BlockBeats2024/08/01 05:54
By:BlockBeats
Original title: Meet The 26-Year-Old Building A Billion Dollar Prediction Marketplace
Original author: Nina Bambysheva, Forbes
Original translation: Ismay, BlockBeats


Shayne Coplan, Polymarket founder and CEO


What are the odds that US Vice President Harris will beat former President Trump in November? On a blockchain platform called Polymarket, according to the opinions of thousands of bettors, Harris has a 39% chance of winning, while Trump has a 59% chance of winning, and Michelle Obama and Kennedy Jr. have a 1% chance of winning each. Will JD Vance replace Trump as the vice presidential candidate? If Vance withdraws, a $100 bet will pay off $1,000.


Welcome to the future of betting markets, where you can bet on almost anything, from Bitcoin's 2024 peak price to how fast Trump and Biden will climb stairs and even the gender of Hailey and Justin Bieber's newborn. On the Polymarket platform, about $446 million is currently being bet on the outcome of the November presidential election. Although betting on election results is prohibited in the United States under Commodity Futures Trading Commission regulations because it is considered not in the public interest, Polymarket, which is headquartered in New York City, has become a prediction market phenomenon due to the global attention paid to American politics.


Launch in 2020, Polymarket has seen more than $650 million in trading volume this year alone, including nearly $300 million in July alone, according to Dune Analytics. The platform expects to handle $1 billion in betting predictions before the year is out. Campaign managers and political analysts are now turning to this unconventional oracle, hoping to get clues from the changing market prices. Even former President Donald Trump has shown off his Polymarket odds on his social media app TruthSocial.


While blockchain technology isn’t necessary for this application, Polymarket uses a network called Polygon that runs on top of Ethereum, offers 24/7 service, and charges a fraction of Ethereum’s normal fees. However, customers trading on Polymarket use USDC, a dollar-based stablecoin, instead of dollars. That’s changing, though. Last Wednesday, Polymarket announced it would allow users to pay for bets using bank transfers and credit cards, through a partnership with Miami-based MoonPay.


The huge popularity of prediction markets has attracted the attention of top investors, including Peter Thiel’s Founders Fund and Ethereum co-founder Vitalik Buterin, who have backed the startup with a total of $74 million. Currently, markets related to the U.S. elections — more than 100 of them — are driving the bulk of Polymarket’s volume. While these markets are considered inaccessible to U.S. residents, 25% of the site’s traffic comes from the U.S., according to web analytics platform Similarweb.


Polymarket’s 26-year-old founder, Shayne Coplan, is reluctant to talk about his team’s efforts to prevent U.S. users from betting on the election, preferring to emphasize the platform’s strengths.

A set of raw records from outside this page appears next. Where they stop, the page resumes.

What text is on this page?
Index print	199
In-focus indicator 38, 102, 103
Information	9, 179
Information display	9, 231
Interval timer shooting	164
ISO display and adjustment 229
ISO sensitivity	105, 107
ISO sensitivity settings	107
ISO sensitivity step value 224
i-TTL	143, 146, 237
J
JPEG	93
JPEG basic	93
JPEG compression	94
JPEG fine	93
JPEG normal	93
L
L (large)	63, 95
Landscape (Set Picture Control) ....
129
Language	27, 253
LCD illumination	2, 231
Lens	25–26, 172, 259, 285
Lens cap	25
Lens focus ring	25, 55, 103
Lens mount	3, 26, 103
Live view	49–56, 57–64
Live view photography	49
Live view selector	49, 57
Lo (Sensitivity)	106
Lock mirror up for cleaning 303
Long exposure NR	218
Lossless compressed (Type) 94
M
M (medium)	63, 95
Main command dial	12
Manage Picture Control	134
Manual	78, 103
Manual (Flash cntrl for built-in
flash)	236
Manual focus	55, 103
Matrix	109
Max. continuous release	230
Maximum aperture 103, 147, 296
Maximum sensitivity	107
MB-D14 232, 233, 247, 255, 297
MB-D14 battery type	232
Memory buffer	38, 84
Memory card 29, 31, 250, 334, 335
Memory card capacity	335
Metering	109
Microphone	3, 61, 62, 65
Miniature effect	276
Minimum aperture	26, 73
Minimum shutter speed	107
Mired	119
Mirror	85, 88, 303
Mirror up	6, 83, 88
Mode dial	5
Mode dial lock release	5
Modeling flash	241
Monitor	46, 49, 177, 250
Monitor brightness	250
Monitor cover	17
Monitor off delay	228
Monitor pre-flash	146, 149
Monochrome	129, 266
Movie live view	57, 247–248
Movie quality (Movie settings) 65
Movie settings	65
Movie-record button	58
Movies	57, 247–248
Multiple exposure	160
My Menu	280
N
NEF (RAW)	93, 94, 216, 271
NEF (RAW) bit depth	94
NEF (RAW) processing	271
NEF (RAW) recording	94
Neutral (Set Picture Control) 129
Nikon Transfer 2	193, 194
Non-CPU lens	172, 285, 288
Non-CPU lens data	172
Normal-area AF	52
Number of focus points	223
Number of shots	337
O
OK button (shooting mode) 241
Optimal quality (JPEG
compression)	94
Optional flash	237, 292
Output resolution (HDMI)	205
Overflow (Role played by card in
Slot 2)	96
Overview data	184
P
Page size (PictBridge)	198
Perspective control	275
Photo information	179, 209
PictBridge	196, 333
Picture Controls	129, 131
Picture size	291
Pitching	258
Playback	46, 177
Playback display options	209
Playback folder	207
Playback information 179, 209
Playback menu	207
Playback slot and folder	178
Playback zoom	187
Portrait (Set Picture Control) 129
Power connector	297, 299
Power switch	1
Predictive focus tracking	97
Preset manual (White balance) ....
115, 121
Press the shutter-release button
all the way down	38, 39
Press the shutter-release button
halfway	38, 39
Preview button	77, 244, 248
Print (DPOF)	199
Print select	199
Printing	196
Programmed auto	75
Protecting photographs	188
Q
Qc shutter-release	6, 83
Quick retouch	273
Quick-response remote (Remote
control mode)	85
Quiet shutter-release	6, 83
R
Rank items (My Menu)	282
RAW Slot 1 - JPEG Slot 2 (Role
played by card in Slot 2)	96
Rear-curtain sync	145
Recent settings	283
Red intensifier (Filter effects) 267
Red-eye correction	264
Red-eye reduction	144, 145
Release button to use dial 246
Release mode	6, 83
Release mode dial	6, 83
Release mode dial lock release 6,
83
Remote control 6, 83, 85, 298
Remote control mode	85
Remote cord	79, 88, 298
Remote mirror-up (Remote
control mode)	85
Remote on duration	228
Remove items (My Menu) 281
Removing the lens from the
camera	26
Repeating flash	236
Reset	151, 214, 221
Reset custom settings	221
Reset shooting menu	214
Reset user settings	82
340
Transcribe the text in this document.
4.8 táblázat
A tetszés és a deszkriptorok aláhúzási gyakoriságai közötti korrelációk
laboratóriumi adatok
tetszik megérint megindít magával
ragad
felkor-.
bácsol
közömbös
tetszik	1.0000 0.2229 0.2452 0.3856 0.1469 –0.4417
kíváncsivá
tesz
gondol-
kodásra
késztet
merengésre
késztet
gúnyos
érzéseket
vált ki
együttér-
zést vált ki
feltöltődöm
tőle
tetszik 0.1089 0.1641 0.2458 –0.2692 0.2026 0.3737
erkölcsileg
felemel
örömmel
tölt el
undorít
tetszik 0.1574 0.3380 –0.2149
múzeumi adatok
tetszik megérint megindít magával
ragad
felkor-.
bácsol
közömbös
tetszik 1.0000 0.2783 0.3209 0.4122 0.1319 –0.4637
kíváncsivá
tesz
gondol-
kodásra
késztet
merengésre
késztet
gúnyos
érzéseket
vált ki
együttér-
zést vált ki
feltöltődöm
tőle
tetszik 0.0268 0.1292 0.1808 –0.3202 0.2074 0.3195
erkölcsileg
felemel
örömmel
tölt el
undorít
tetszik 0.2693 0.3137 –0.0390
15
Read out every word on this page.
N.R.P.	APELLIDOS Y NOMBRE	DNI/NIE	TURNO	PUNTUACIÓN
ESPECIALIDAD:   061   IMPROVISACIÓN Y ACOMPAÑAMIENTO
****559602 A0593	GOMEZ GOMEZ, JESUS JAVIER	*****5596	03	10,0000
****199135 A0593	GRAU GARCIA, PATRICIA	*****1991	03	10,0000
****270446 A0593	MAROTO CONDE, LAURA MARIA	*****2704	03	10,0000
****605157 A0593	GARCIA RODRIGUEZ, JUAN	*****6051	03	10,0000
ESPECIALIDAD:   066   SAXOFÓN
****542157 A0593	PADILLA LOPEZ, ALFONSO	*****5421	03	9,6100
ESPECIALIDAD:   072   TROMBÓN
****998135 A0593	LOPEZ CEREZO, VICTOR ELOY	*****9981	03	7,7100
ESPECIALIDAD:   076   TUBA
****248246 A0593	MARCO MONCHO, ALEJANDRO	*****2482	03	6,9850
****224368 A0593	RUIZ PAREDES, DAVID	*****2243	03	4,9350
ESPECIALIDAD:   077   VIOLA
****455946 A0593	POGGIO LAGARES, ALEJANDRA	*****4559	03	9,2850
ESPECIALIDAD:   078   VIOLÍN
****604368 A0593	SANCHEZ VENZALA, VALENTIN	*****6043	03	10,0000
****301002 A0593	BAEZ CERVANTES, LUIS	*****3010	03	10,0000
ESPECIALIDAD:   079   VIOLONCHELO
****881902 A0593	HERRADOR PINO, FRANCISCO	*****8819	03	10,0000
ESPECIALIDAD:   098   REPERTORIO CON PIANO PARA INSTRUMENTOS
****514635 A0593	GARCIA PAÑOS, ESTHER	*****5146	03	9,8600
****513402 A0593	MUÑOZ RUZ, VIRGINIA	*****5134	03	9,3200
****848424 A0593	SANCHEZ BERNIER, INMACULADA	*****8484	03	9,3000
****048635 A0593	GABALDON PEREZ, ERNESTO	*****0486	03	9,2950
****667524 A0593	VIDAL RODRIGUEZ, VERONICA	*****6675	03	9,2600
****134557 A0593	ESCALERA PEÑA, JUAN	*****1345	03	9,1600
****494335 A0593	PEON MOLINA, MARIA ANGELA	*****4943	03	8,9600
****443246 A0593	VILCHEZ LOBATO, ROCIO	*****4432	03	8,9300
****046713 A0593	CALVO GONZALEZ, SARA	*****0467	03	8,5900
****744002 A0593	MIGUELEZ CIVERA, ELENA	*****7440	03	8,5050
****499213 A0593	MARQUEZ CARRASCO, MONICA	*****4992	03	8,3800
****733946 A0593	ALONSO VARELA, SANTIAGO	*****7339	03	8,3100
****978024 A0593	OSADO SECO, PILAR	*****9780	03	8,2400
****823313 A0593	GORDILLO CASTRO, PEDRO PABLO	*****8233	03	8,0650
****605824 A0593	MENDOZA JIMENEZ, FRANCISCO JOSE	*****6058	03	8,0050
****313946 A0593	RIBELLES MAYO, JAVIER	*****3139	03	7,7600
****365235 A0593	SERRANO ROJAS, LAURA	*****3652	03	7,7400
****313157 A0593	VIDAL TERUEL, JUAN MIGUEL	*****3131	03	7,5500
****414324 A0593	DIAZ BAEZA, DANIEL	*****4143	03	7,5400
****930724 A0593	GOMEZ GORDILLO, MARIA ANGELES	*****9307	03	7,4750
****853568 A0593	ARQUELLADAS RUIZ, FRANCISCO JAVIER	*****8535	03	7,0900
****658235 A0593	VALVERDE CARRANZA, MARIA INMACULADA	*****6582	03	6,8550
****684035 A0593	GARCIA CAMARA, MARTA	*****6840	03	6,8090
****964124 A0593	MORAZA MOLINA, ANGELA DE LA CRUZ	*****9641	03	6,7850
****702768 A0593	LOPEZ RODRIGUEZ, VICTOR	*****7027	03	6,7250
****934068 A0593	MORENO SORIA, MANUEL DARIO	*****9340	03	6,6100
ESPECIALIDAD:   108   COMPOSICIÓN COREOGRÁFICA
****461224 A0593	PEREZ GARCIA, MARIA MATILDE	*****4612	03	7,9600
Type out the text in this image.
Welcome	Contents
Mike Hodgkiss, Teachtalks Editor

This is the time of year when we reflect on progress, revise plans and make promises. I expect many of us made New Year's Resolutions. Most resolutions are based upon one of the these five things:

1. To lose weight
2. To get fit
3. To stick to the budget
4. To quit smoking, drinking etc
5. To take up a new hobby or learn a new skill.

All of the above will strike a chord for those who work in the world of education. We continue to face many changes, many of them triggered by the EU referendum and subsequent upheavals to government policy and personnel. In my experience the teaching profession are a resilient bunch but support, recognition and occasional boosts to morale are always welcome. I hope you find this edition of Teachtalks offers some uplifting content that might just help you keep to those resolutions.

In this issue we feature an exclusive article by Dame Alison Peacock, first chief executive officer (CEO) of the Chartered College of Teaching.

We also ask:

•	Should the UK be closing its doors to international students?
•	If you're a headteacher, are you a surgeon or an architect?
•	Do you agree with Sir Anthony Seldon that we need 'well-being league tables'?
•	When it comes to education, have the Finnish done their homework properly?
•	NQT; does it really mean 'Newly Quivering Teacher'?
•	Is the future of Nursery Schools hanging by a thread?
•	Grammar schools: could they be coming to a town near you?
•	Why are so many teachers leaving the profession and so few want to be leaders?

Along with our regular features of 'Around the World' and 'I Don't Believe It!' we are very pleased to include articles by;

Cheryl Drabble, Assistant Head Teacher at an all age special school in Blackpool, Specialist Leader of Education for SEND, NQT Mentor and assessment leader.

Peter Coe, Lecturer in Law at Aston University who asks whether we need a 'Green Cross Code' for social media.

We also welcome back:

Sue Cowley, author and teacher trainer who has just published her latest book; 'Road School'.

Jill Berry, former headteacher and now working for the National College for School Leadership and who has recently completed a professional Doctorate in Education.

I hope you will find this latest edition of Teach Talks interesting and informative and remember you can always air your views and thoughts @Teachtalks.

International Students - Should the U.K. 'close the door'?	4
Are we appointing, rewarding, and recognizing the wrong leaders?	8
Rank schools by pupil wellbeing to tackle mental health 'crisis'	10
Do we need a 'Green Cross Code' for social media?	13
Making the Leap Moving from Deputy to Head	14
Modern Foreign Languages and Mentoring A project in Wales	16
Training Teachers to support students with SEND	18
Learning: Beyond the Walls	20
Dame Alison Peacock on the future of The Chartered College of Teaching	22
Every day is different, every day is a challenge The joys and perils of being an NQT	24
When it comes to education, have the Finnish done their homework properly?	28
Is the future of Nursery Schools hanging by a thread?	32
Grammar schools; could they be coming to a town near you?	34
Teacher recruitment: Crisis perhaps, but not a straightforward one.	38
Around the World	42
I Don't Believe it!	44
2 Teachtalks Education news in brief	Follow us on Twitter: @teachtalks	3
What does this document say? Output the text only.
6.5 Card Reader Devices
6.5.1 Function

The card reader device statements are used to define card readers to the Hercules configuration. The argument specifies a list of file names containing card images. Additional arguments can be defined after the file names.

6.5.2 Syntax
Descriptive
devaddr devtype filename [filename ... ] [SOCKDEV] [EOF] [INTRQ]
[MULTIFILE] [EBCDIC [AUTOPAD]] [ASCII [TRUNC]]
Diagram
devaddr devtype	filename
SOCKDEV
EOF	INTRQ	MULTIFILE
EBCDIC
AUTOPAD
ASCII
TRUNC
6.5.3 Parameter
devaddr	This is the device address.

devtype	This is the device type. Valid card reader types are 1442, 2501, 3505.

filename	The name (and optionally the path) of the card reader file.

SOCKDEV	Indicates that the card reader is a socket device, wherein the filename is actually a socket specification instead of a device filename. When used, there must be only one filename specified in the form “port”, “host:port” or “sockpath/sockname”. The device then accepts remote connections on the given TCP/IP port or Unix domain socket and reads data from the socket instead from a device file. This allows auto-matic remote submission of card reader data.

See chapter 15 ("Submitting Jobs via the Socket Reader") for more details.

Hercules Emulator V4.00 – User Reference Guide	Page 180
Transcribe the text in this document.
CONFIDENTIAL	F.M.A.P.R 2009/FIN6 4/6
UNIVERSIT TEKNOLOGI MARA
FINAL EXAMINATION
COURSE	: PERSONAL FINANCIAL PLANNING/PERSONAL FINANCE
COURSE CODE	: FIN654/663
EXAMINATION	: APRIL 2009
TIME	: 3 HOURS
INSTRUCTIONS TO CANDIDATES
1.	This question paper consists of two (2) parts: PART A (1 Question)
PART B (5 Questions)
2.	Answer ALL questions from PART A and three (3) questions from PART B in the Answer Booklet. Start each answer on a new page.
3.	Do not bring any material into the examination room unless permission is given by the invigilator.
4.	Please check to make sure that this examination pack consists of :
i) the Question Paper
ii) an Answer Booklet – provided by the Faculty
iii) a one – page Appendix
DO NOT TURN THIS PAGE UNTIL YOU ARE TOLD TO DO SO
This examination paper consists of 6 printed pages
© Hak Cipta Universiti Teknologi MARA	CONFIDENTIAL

“Polymarket effectively turns what would otherwise be an internet debate into a market where the right person wins. We want our predictions to become ubiquitous and mainstream,” Coplan said in Polymarket’s swanky penthouse office in New York City’s Soho neighborhood.


Shayne Coplan grew up in Manhattan, the son of a film professor at New York University. A self-described “nerd,” Coplan tried to assemble a cryptocurrency mining rig at age 14 and participated in the presale of Ethereum in 2014, when it was priced at about 30 cents. Coplan studied computer science at NYU but dropped out during his second semester in 2017. “I spent those three years living in isolation, obsessively reading and trying new things,” he recalls.


As the world sank into uncertainty during the 2020 pandemic lockdown, Coplan began exploring Polymarket’s predecessors, such as Augur, an Ethereum-based prediction market that had held an ICO in 2015 but failed to really gain traction. Eventually, he began developing his own prediction platform. “I wanted to know the likelihood of New York City reopening, whether a vaccine would be ready by then, whether restaurants would reopen,” Coplan recalls. “It’s very difficult to find the signal in the noise, and that’s what information markets or prediction markets are best at,” he says. Polymarket’s first event market was a small bet on when New York City would reopen.


Coplan’s $4 million seed funding came in October 2020 and was led by another crypto wizard, Olaf Carlson-Wee, founder of crypto hedge fund Polychain Capital. “We’ve been interested in information markets for a long time, but many solutions in this space suffer from user experience (UX) and liquidity issues,” Carlson-Wee said at the time. “Shayne and his team have a deep understanding of this and have incorporated these experiences into their innovative, user-centric product approach.” Carlson-Wee declined to comment for this article.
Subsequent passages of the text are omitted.